The test will be entirely online, which means students need to be more computer literate.

"There will be situations where students will have to use a cursor to move items, drag and drop items or be able to point at a particular area of a chart – things of that nature where it's not just clicking a multiple choice answer," says David Borden, executive director of the Adult Education Program at Austin Community College.

"A lot of them don’t have the skills," says Vernelle Elliot, GED prep teacher at Ascend, an Austin based GED test prep school. "They do as far as they know how to get on the internet or do their Facebook or email, but [they many not be skilled] as far as composing an essay or being fast enough on a keyboard with correct grammar skills."

Vernelle and Borden say when it comes to the GED, change is good: Moving to a computerized test means students are learning how to use technology for college or the workforce:

“They may not like it now they’re required to do more but down the road they’ll be happy they’ve got those computer skills," Borden says.

Another big change: The test will no longer just be multiple choice. Students will have to write essays and answer short answer questions.

"A student who is interested in going to college, they find they have a skills gap for college and spend a lot of time in remediation. So if test is at higher level it will be able to serve that student longer in adult education and have them be more college ready before they exit," Borden says.

But for students who have already begun working toward their GED, they only have a few more months before all that work is lost.

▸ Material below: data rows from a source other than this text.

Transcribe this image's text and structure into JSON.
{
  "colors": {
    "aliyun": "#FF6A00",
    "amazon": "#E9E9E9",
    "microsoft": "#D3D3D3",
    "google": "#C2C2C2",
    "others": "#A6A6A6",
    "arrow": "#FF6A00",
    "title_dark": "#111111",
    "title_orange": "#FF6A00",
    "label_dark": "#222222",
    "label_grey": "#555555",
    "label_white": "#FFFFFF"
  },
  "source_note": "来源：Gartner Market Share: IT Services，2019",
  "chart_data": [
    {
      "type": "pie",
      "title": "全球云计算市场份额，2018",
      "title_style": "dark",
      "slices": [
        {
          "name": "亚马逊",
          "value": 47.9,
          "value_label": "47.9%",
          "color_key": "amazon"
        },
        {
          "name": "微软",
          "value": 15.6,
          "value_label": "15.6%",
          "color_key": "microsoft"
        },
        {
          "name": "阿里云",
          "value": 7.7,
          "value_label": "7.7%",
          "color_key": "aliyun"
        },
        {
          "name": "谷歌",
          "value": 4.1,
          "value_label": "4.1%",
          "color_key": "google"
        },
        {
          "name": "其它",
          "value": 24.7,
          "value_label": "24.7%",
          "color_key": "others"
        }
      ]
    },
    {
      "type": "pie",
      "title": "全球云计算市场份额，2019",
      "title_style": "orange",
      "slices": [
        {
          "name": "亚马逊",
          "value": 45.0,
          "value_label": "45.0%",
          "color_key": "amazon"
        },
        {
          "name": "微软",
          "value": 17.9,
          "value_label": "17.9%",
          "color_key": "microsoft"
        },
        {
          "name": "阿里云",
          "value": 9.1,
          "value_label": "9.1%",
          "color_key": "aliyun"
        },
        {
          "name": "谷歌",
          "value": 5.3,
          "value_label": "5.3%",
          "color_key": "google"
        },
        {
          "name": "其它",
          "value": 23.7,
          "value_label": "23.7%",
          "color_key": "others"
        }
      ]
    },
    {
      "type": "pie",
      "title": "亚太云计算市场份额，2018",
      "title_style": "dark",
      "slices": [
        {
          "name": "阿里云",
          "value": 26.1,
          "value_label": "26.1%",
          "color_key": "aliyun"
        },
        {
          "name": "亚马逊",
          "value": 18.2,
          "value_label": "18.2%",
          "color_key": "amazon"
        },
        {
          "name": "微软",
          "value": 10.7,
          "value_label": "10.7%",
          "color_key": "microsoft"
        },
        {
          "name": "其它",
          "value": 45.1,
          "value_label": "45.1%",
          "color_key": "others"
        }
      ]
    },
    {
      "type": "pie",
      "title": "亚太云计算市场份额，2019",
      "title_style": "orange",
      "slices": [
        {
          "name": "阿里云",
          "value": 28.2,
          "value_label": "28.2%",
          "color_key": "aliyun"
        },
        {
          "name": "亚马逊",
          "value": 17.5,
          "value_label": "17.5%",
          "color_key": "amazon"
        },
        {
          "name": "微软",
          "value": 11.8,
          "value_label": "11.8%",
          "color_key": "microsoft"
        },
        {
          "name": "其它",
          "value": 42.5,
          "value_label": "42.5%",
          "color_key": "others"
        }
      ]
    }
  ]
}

Once the test changes, students who have incomplete GEDs will have to start over – which also means paying to take the test again. And this time, the fee could be higher. Currently, the cost of the GED depends on where students take the test. Now, the online test will have a flat rate.

Elliot says places like Ascend offer vouchers to help students pay for the test, “but we’re going to have to rethink that too because the costs are going up," she says.

The kicker is the state’s contract with the private company that administers the GED is also up at the end of the year. At Thursday's meeting, some State Board of Education Members expressed interest in vetting other high school equivalency test for Texans. Board Member Tom Maynard says the committee encourages healthy competition between testing companies.

“At the end of the day nothing may change but at least we will have properly done our due diligence and we can make a decision and go back to stakeholders and this is the decision we made," Maynard says.

The board will discuss the issue again in November.  Last year, 48-thousand people took the GED test in Texas.